The excerpt from Thoreau is a brief but lively one: Perlman’s intensity, in his superb Against His-story, Against Leviathanleaves little doubt as to the nature-based authenticity of those not subdued by civilization, as seen in their sense of play and autonomy, for example. DeVries summarizes features of nondomesticated robustness and vitality in sharp contrast to later degeneracy in health.
Sahlins’ offering is an early statement of the central point of his Stone Age Economicsnamely, that paleolithic peoples are truly affluent, with no artificially produced or unmet needs.

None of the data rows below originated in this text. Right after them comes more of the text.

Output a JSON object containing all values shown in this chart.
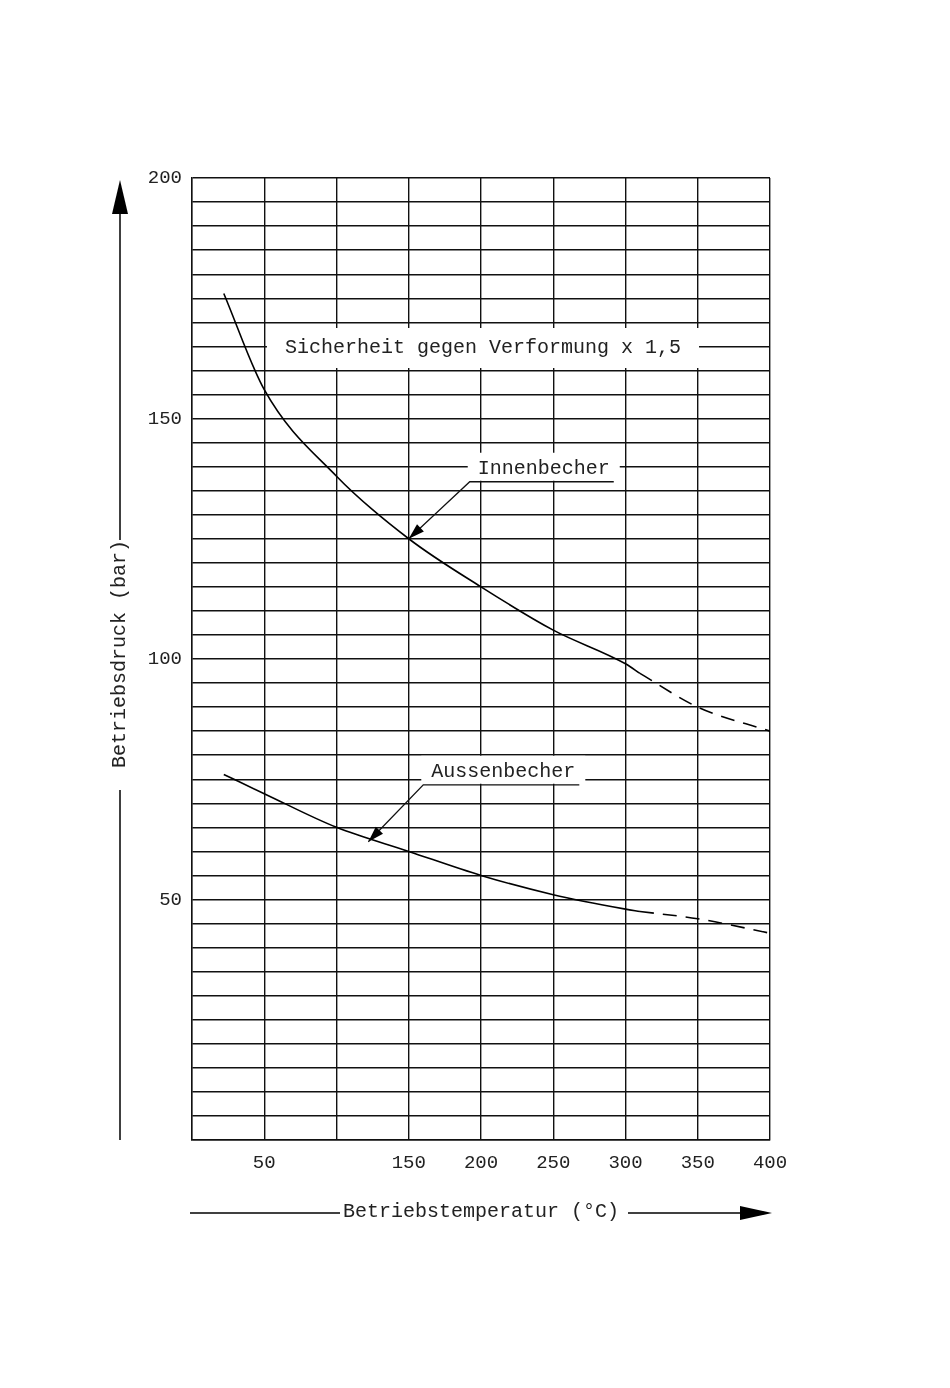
{
  "chart_data": {
    "type": "line",
    "xlabel": "Betriebstemperatur (°C)",
    "ylabel": "Betriebsdruck (bar)",
    "xlim": [
      0,
      400
    ],
    "ylim": [
      0,
      200
    ],
    "xticks": [
      {
        "value": 0,
        "label": null
      },
      50,
      {
        "value": 100,
        "label": null
      },
      150,
      200,
      250,
      300,
      350,
      400
    ],
    "yticks": [
      {
        "value": 0,
        "label": null
      },
      {
        "value": 5,
        "label": null
      },
      {
        "value": 10,
        "label": null
      },
      {
        "value": 15,
        "label": null
      },
      {
        "value": 20,
        "label": null
      },
      {
        "value": 25,
        "label": null
      },
      {
        "value": 30,
        "label": null
      },
      {
        "value": 35,
        "label": null
      },
      {
        "value": 40,
        "label": null
      },
      {
        "value": 45,
        "label": null
      },
      50,
      {
        "value": 55,
        "label": null
      },
      {
        "value": 60,
        "label": null
      },
      {
        "value": 65,
        "label": null
      },
      {
        "value": 70,
        "label": null
      },
      {
        "value": 75,
        "label": null
      },
      {
        "value": 80,
        "label": null
      },
      {
        "value": 85,
        "label": null
      },
      {
        "value": 90,
        "label": null
      },
      {
        "value": 95,
        "label": null
      },
      100,
      {
        "value": 105,
        "label": null
      },
      {
        "value": 110,
        "label": null
      },
      {
        "value": 115,
        "label": null
      },
      {
        "value": 120,
        "label": null
      },
      {
        "value": 125,
        "label": null
      },
      {
        "value": 130,
        "label": null
      },
      {
        "value": 135,
        "label": null
      },
      {
        "value": 140,
        "label": null
      },
      {
        "value": 145,
        "label": null
      },
      150,
      {
        "value": 155,
        "label": null
      },
      {
        "value": 160,
        "label": null
      },
      {
        "value": 165,
        "label": null
      },
      {
        "value": 170,
        "label": null
      },
      {
        "value": 175,
        "label": null
      },
      {
        "value": 180,
        "label": null
      },
      {
        "value": 185,
        "label": null
      },
      {
        "value": 190,
        "label": null
      },
      {
        "value": 195,
        "label": null
      },
      200
    ],
    "grid": true,
    "legend": false,
    "marker": "none",
    "series": [
      {
        "color": "#000000",
        "line_style": "solid",
        "x": [
          22,
          50,
          100,
          150,
          200,
          250,
          300,
          310
        ],
        "values": [
          176,
          156,
          138,
          125,
          115,
          106,
          99,
          97
        ]
      },
      {
        "color": "#000000",
        "line_style": "dashed",
        "x": [
          310,
          350,
          400
        ],
        "values": [
          97,
          90,
          85
        ]
      },
      {
        "color": "#000000",
        "line_style": "solid",
        "x": [
          22,
          50,
          100,
          150,
          200,
          250,
          300,
          310
        ],
        "values": [
          76,
          72,
          65,
          60,
          55,
          51,
          48,
          47.5
        ]
      },
      {
        "color": "#000000",
        "line_style": "dashed",
        "x": [
          310,
          350,
          400
        ],
        "values": [
          47.5,
          46,
          43
        ]
      }
    ],
    "annotations": [
      {
        "text": "Innenbecher",
        "x": 150,
        "y": 125
      },
      {
        "text": "Aussenbecher",
        "x": 122,
        "y": 62
      },
      "Sicherheit gegen Verformung x 1,5"
    ]
  }
}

Against Civilization : Readings and Reflections
Lynn Clive objects to the sacrifice of birds to skyscrapers and jetliners, while Landau offers a personal response to all we have lost. In a marvelous meditation, Adorno describes the Utopian component of children’s make-believe play.
He recalls the pretamed stage civiliztion humanity in which productivity as a value is clearly refused, and exchange disregarded, as such nonutilitarian activity “rehearses the right life.
The last and greatest book of the Metamorphoses is devoted to the Pythagorean philosophy, and bears that title. In Dryden’s translation this zwrzan book is the starting point of our endeavour to trace this tradition through the eighteenth century, and although the poem is a Roman achievement we may defer consideration of it.
Ovid’s first book deals with the grandest metamorphosis of all, the transformation from the Chaos that preceded Nature’s birth to the comparative clvilization of Caesar’s time. In that great change an empire greater than Caesar’s is won and lost, a Golden Age of zsrzan and plenty, lost to be found again by those who carry a vision of it through darkness and observe its precepts of peace and harmlessness to all that lives. Civiilzation is the golden legend that has haunted the imagination of Europe’s prophets, regardless of their own temperaments, habits or cultural environment.
In essentials it is also the story of Genesis and its history is inevitably joined with that of the first book of the Bible. Then sprang up first the golden age, which of itself maintained The truth and right of everything, unforced and unconstrained.